A phase 2a trial of Rapport Therapeutics’ focal onset seizure drug candidate has hit its primary endpoint, sending shares in the biotech up more than 170% in morning trading.
The study enrolled 30 people with drug-resistant seizures who were taking a median of three antiseizure medicines such as lamotrigine, levetiracetam and cenobamate. Participants received daily oral doses of RAP-219, Rapport’s TARPγ8-specific AMPA receptor negative allosteric modulator, for eight weeks. The receptor is expressed in parts of the brain associated with seizures but not areas linked to side effects.
After eight weeks, 23 of the 27 patients in the primary endpoint analysis had experienced at least a 30% decline in long episodes from baseline. The episodes are an electrographic biomarker for clinical seizure reduction. Rapport reported a 71% median reduction in episode frequency from baseline. Shares in the company jumped 140% to $34.50 at one point in premarket trading.

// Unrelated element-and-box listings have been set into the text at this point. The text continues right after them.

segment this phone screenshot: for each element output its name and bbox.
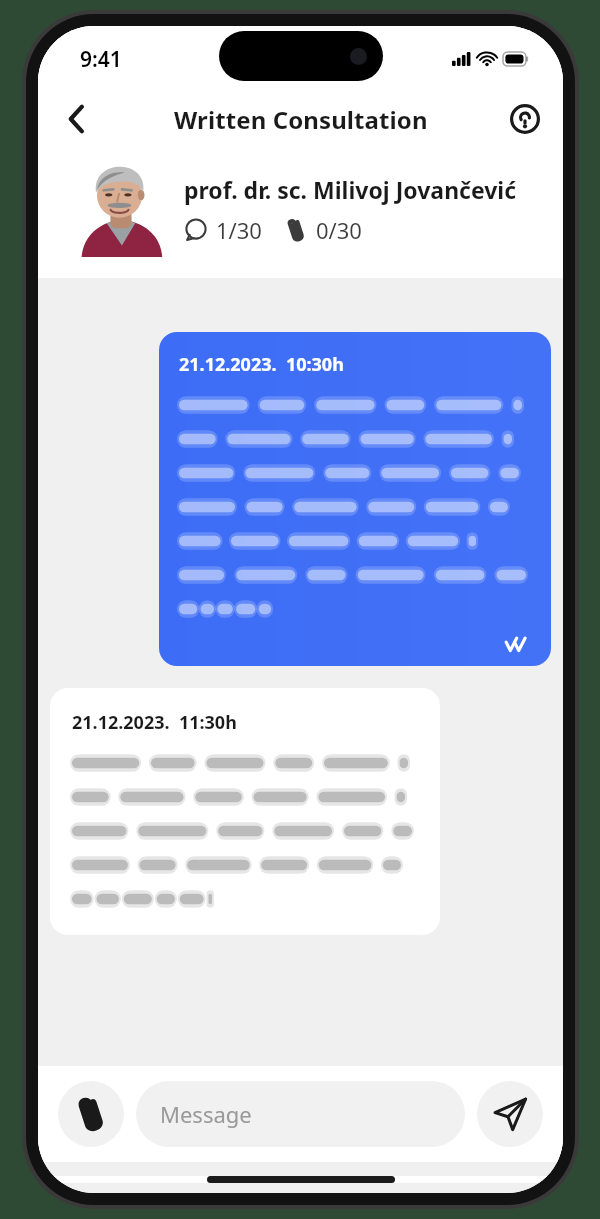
staticText: Written Consultation — [174, 103, 428, 136]
staticText: 9:41 — [80, 45, 122, 74]
button[interactable]: Send — [477, 1081, 543, 1147]
button[interactable]: 21.12.2023. 11:30h — [50, 688, 440, 935]
staticText: 0/30 — [316, 215, 362, 245]
staticText: prof. dr. sc. Milivoj Jovančević — [184, 174, 517, 205]
button[interactable]: Attach file — [58, 1081, 124, 1147]
button[interactable]: Message — [136, 1081, 465, 1147]
staticText: Message — [160, 1099, 252, 1129]
button[interactable]: Help — [501, 95, 549, 143]
button[interactable]: Back — [50, 93, 102, 145]
button[interactable]: prof. dr. sc. Milivoj Jovančević — [38, 150, 563, 268]
button[interactable]: 21.12.2023. 10:30h — [159, 332, 551, 666]
staticText: 1/30 — [216, 215, 262, 245]
staticText: 21.12.2023. 11:30h — [72, 710, 237, 735]
staticText: 21.12.2023. 10:30h — [179, 352, 344, 377]
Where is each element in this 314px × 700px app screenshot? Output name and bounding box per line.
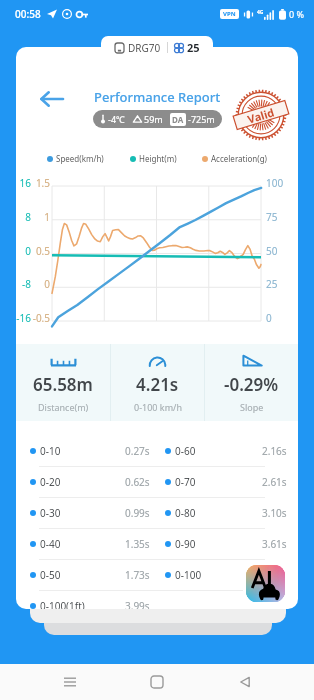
staticText: -0.5 xyxy=(32,311,50,325)
staticText: -725m xyxy=(188,113,215,125)
staticText: 4G xyxy=(257,9,264,16)
staticText: VPN xyxy=(223,10,236,18)
button[interactable] xyxy=(165,591,287,609)
staticText: 1.35s xyxy=(125,537,150,551)
button[interactable]: 0-20 xyxy=(30,467,150,497)
button[interactable]: 0-40 xyxy=(30,529,150,559)
button[interactable]: AI assistant xyxy=(246,565,285,602)
staticText: 65.58m xyxy=(33,373,93,396)
staticText: Slope xyxy=(240,401,264,413)
staticText: 75 xyxy=(266,210,296,224)
staticText: 4.21s xyxy=(136,373,179,396)
staticText: 0 xyxy=(266,311,296,325)
staticText: 0.27s xyxy=(125,444,150,458)
button[interactable]: -0.29% xyxy=(205,344,298,421)
button[interactable]: 0-100 xyxy=(165,560,287,590)
staticText: Performance Report xyxy=(94,88,221,106)
staticText: 25 xyxy=(266,277,296,291)
staticText: 8 xyxy=(16,210,31,224)
staticText: DRG70 xyxy=(128,41,161,55)
staticText: Valid xyxy=(246,104,276,126)
staticText: 0.99s xyxy=(125,506,150,520)
staticText: 3.99s xyxy=(125,599,150,609)
staticText: 0-100 km/h xyxy=(134,401,182,413)
button[interactable]: 0-30 xyxy=(30,498,150,528)
staticText: DA xyxy=(172,114,184,125)
button[interactable]: 0-90 xyxy=(165,529,287,559)
staticText: 59m xyxy=(144,113,163,125)
staticText: 16 xyxy=(16,176,31,190)
staticText: 0-80 xyxy=(175,506,196,520)
staticText: 0-100 xyxy=(175,568,202,582)
staticText: Height(m) xyxy=(139,153,177,164)
staticText: 2.61s xyxy=(262,475,287,489)
button[interactable]: Home xyxy=(139,664,175,700)
staticText: 0-100(1ft) xyxy=(40,599,85,609)
staticText: Speed(km/h) xyxy=(56,153,104,164)
staticText: Distance(m) xyxy=(38,401,89,413)
button[interactable]: Back xyxy=(227,664,263,700)
staticText: 0 xyxy=(32,277,50,291)
button[interactable]: Back xyxy=(34,82,68,116)
staticText: 00:58 xyxy=(15,7,41,21)
staticText: 3.10s xyxy=(262,506,287,520)
staticText: -0.29% xyxy=(224,373,279,396)
button[interactable]: 0-70 xyxy=(165,467,287,497)
staticText: 0 % xyxy=(289,8,304,20)
button[interactable]: 0-60 xyxy=(165,436,287,466)
button[interactable]: DRG70 xyxy=(101,36,213,58)
staticText: 0-70 xyxy=(175,475,196,489)
staticText: 0.62s xyxy=(125,475,150,489)
button[interactable]: 0-10 xyxy=(30,436,150,466)
staticText: -8 xyxy=(16,277,31,291)
staticText: 0-20 xyxy=(40,475,61,489)
button[interactable]: Recent apps xyxy=(52,664,88,700)
staticText: 0.5 xyxy=(32,244,50,258)
staticText: 0-10 xyxy=(40,444,61,458)
staticText: -4℃ xyxy=(108,113,126,125)
button[interactable]: 65.58m xyxy=(16,344,110,421)
staticText: 1.5 xyxy=(32,176,50,190)
button[interactable]: 0-100(1ft) xyxy=(30,591,150,609)
staticText: 1 xyxy=(32,210,50,224)
staticText: 2.16s xyxy=(262,444,287,458)
button[interactable]: 0-80 xyxy=(165,498,287,528)
staticText: 50 xyxy=(266,244,296,258)
staticText: 0-90 xyxy=(175,537,196,551)
staticText: 100 xyxy=(266,176,296,190)
button[interactable]: 4.21s xyxy=(111,344,204,421)
staticText: 3.61s xyxy=(262,537,287,551)
staticText: 0-30 xyxy=(40,506,61,520)
staticText: -16 xyxy=(16,311,31,325)
button[interactable]: 0-50 xyxy=(30,560,150,590)
staticText: Acceleration(g) xyxy=(211,153,267,164)
staticText: 0-40 xyxy=(40,537,61,551)
staticText: 0-60 xyxy=(175,444,196,458)
staticText: 0 xyxy=(16,244,31,258)
staticText: 0-50 xyxy=(40,568,61,582)
staticText: 1.73s xyxy=(125,568,150,582)
staticText: 25 xyxy=(187,40,200,55)
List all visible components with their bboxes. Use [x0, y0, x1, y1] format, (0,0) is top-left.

The biotech also reported reductions in clinical seizures, a key secondary endpoint. In an analysis of 25 patients, Rapport found 72% of participants experienced a 50% or greater reduction in clinical seizures from baseline. Almost one-quarter of patients achieved seizure freedom. Rapport tracked a 77.8% median reduction in clinical seizure frequency from baseline.
Three patients discontinued treatment because of treatment-emergent adverse events (TEAEs). Almost 80% of TEAEs were grade 1 cases, indicating that they were mild cases. The remaining TEAEs were grade 2. Dizziness, headache and fatigue were the most common TEAEs.
Based on the data, Rapport plans to start two phase 3 trials of RAP-219 in the third quarter of 2026. The next steps are to hold an end-of-phase 2 meeting with the FDA, share data from the ongoing eight-week follow-up period and start an open-label long-term safety trial. Those events are all scheduled for this year. Rapport expects to share follow-up data and preliminary long-term results next year.
The biotech has predicted that a multibillion-dollar commercial opportunity is open to RAP-219. The forecast reflects an analysis that suggests 30% to 40% of the 3 million epilepsy patients in the U.S. have drug-resistant focal onset seizures.
If approved, RAP-219 could compete with SK Life Science’s Xcopri and Catalyst Pharmaceuticals’ Fycompa and potentially against other assets that are currently in development. The pipeline of potential rivals in focal onset seizures includes Biohaven’s BHV-7000, Praxis Precision Medicines’ vormatrigine and Xenon Pharmaceuticals’ azetukalner.